Ada kenalan si keluarga Nenek yang mengenali foto itu dan melaporkan ke keluarganya. Ternyata si Nenek sama sekali bukan orang yang tidak mampu. Beliau punya anak dan menantu tapi memilih tinggal di rumah sendiri. Rumahnya juga bukan rumah biasa-biasa. Lumayan banget kondisinya secara ekonomi.
Itu anak dan menantunya sampai sebal banget dan meminta foto tersebut tidak disebarkan lagi. Para kerabat dekat yang mengenal baik keluarga ini juga ikut memberikan klarifikasi.

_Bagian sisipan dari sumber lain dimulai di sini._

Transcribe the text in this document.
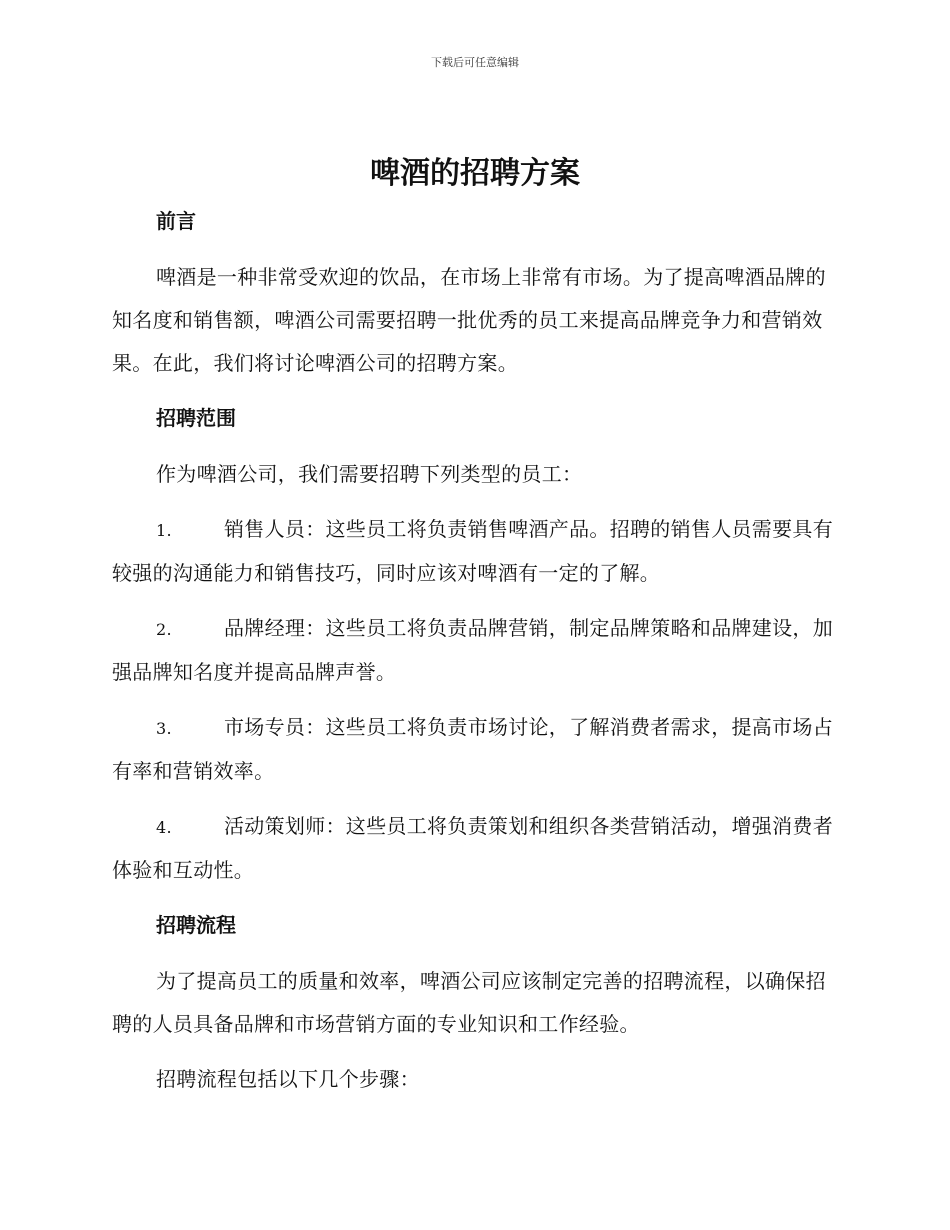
下载后可任意编辑
啤酒的招聘方案
前言

啤酒是一种非常受欢迎的饮品，在市场上非常有市场。为了提高啤酒品牌的知名度和销售额，啤酒公司需要招聘一批优秀的员工来提高品牌竞争力和营销效果。在此，我们将讨论啤酒公司的招聘方案。

招聘范围

作为啤酒公司，我们需要招聘下列类型的员工：

1.	销售人员：这些员工将负责销售啤酒产品。招聘的销售人员需要具有较强的沟通能力和销售技巧，同时应该对啤酒有一定的了解。

2.	品牌经理：这些员工将负责品牌营销，制定品牌策略和品牌建设，加强品牌知名度并提高品牌声誉。

3.	市场专员：这些员工将负责市场讨论，了解消费者需求，提高市场占有率和营销效率。

4.	活动策划师：这些员工将负责策划和组织各类营销活动，增强消费者体验和互动性。

招聘流程

为了提高员工的质量和效率，啤酒公司应该制定完善的招聘流程，以确保招聘的人员具备品牌和市场营销方面的专业知识和工作经验。

招聘流程包括以下几个步骤：
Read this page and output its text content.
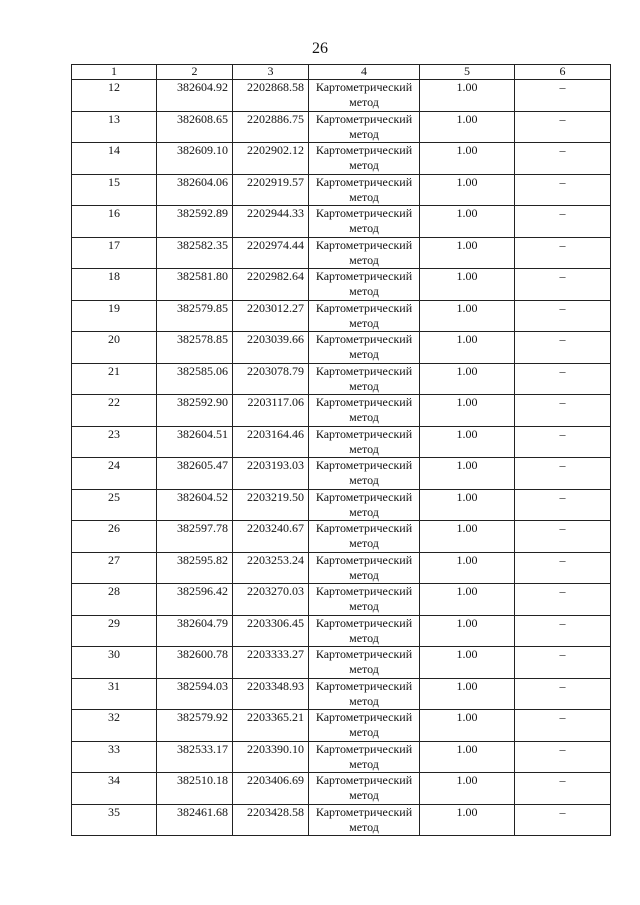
26
1	2	3	4	5	6
12	382604.92	2202868.58	Картометрический метод	1.00	–
13	382608.65	2202886.75	Картометрический метод	1.00	–
14	382609.10	2202902.12	Картометрический метод	1.00	–
15	382604.06	2202919.57	Картометрический метод	1.00	–
16	382592.89	2202944.33	Картометрический метод	1.00	–
17	382582.35	2202974.44	Картометрический метод	1.00	–
18	382581.80	2202982.64	Картометрический метод	1.00	–
19	382579.85	2203012.27	Картометрический метод	1.00	–
20	382578.85	2203039.66	Картометрический метод	1.00	–
21	382585.06	2203078.79	Картометрический метод	1.00	–
22	382592.90	2203117.06	Картометрический метод	1.00	–
23	382604.51	2203164.46	Картометрический метод	1.00	–
24	382605.47	2203193.03	Картометрический метод	1.00	–
25	382604.52	2203219.50	Картометрический метод	1.00	–
26	382597.78	2203240.67	Картометрический метод	1.00	–
27	382595.82	2203253.24	Картометрический метод	1.00	–
28	382596.42	2203270.03	Картометрический метод	1.00	–
29	382604.79	2203306.45	Картометрический метод	1.00	–
30	382600.78	2203333.27	Картометрический метод	1.00	–
31	382594.03	2203348.93	Картометрический метод	1.00	–
32	382579.92	2203365.21	Картометрический метод	1.00	–
33	382533.17	2203390.10	Картометрический метод	1.00	–
34	382510.18	2203406.69	Картометрический метод	1.00	–
35	382461.68	2203428.58	Картометрический метод	1.00	–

Keluarga baik-baik kalian ganggu ketenangannya walau pakai alasan, “Kan tidak tahu. Kirain anu.” Ya makanya jangan asal shareeeeeee *gemes*.
Hoax urusan politik lokal ya apalagi zzzzz -_-. Dah kehabisan kata-kata, deh.
Balik lagi ke hoax isu internesyenel tapi citarasa lokal.
Familiar tidak dengan foto demo di Big Ben-London. Sebuah foto yang memotret Big Ben dari ketinggian di mana jalanan yang berada di sisi kanan Big Ben penuh oleh lautan manusia.
Foto tersebut adalah foto protes massa di tahun 2003 atas serangan terhadap Irak. Jumlah orang yang berdemo di sekitaran Big Ben saat itu diperkirakan lebih dari 10 juta orang!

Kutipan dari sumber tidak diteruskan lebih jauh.